Vous parlez du «Lobby franco-marocain»! Vous n’êtes pas sans savoir que l’Algérie des généraux, a dépensé des sommes fabuleuses pour entretenir un lobby multinational qui agit, non sans succès, un peu partout où la question du Sahara marocain est posée.
Le Maroc n’a pas la fortune de vos généraux. Il compte sur ses diplomates, sur ses amis naturels et sur la solidité de son dossier pour défendre le principe de son intégrité territoriale. Pourtant, en tant que responsable politique, vous le savez, il est mobilisé, roi et peuple unis.
Jamais le Maroc ne cèdera à propos de son intégrité territoriale, exactement comme vous feriez, si un jour, une puissance quelconque conteste le tracé de vos frontières.
Le Maroc a accepté de se voir privé de sa ville Tindouf. D’après l’historien Olivier Vergniot, «sous les ordres du général Giraud, le colonel Trinquet occupa le 31 mars 1934 au nom de la France et de l’Algérie, Tindouf». Ainsi cette ville marocaine a été annexée à l’Algérie, qui était à l’époque «territoire français».*
A la Conférence de Tanger, le 2 mai 1958, des trois partis maghrébins, le Néo-Destour, le FLN et le Parti de l’Istiqlal, la question de Tindouf fut posée. Nos amis algériens répondirent (Farhat Abbas): après notre indépendance, il est évident que Tindouf reviendra au Maroc. Tout cela est consigné dans des archives et des livres d’histoire.
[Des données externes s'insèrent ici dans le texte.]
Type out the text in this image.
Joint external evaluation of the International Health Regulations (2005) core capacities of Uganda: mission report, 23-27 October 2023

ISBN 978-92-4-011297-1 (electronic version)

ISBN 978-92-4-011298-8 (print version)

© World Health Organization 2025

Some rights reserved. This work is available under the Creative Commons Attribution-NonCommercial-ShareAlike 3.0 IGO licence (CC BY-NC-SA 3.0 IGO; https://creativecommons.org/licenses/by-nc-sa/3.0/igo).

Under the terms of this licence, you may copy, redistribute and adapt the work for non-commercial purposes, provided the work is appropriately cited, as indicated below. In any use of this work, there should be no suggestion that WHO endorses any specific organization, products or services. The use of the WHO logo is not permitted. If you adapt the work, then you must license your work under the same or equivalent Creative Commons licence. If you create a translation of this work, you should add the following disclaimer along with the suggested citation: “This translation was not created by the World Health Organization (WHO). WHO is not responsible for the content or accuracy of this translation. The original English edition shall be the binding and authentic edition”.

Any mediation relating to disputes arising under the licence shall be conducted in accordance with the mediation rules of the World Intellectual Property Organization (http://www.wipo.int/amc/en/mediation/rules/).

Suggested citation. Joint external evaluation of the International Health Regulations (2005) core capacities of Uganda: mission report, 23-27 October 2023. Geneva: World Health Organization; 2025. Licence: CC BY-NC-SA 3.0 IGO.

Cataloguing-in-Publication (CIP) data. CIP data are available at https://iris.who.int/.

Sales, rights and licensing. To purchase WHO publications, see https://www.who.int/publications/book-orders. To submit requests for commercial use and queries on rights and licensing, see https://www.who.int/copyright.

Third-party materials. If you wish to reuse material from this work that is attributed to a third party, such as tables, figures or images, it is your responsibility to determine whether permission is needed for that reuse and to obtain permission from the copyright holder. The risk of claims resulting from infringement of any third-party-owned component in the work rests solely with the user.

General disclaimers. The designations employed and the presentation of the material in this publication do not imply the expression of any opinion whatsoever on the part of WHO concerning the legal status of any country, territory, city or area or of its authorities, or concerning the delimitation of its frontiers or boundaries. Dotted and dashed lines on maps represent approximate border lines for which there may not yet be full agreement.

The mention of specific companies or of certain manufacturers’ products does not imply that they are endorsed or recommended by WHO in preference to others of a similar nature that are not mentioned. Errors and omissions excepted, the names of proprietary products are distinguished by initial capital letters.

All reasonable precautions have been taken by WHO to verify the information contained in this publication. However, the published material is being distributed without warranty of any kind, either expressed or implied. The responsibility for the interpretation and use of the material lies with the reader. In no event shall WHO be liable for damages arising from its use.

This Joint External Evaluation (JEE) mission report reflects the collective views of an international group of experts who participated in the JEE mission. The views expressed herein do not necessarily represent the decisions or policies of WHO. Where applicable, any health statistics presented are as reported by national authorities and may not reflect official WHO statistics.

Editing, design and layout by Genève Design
Au nom du bon voisinage, au nom de la fraternité, qui est un sentiment réel entre les deux peuples, le Maroc a cédé sur Tindouf. Vous voulez qu’il cède aujourd’hui sur ses provinces du sud et les offre à une bande de mercenaires pour en faire un mini-Etat que vous manipuleriez à votre guise?
Monsieur le Président,
Je souhaite que votre nom soit retenu par l’Histoire, parce que vous aurez été sincère, audacieux et courageux, parce que vous vous seriez opposé aux militaires qui tiennent à ce conflit parce qu’il leur donne l’impression d’exister.
Vous êtes un homme sage. Vous ne donnez pas l’air d’être un de ces généraux violents et arrogants dénoncés par les manifestants depuis plus d’un an.
Vous seriez un homme paisible qui aurait foi dans le dialogue, la discussion et le respect de la volonté populaire. Tout le monde sait que le peuple algérien n’a que faire de ce conflit, comme tout le monde sait combien cette question est sensible et non négociable du côté des Marocains.
Soyez, Monsieur le Président, celui par qui la paix arrive au Maghreb. Vous aurez la reconnaissance de nombreuses générations de cette région. Et les lobbys marocains et algériens s’allieraient et feraient tout pour vous proposer au Nobel de la Paix.
* «Tindouf, un point équivoque ; 1912-1934» Revue des mondes musulmans et de la Méditerranée ; 1986.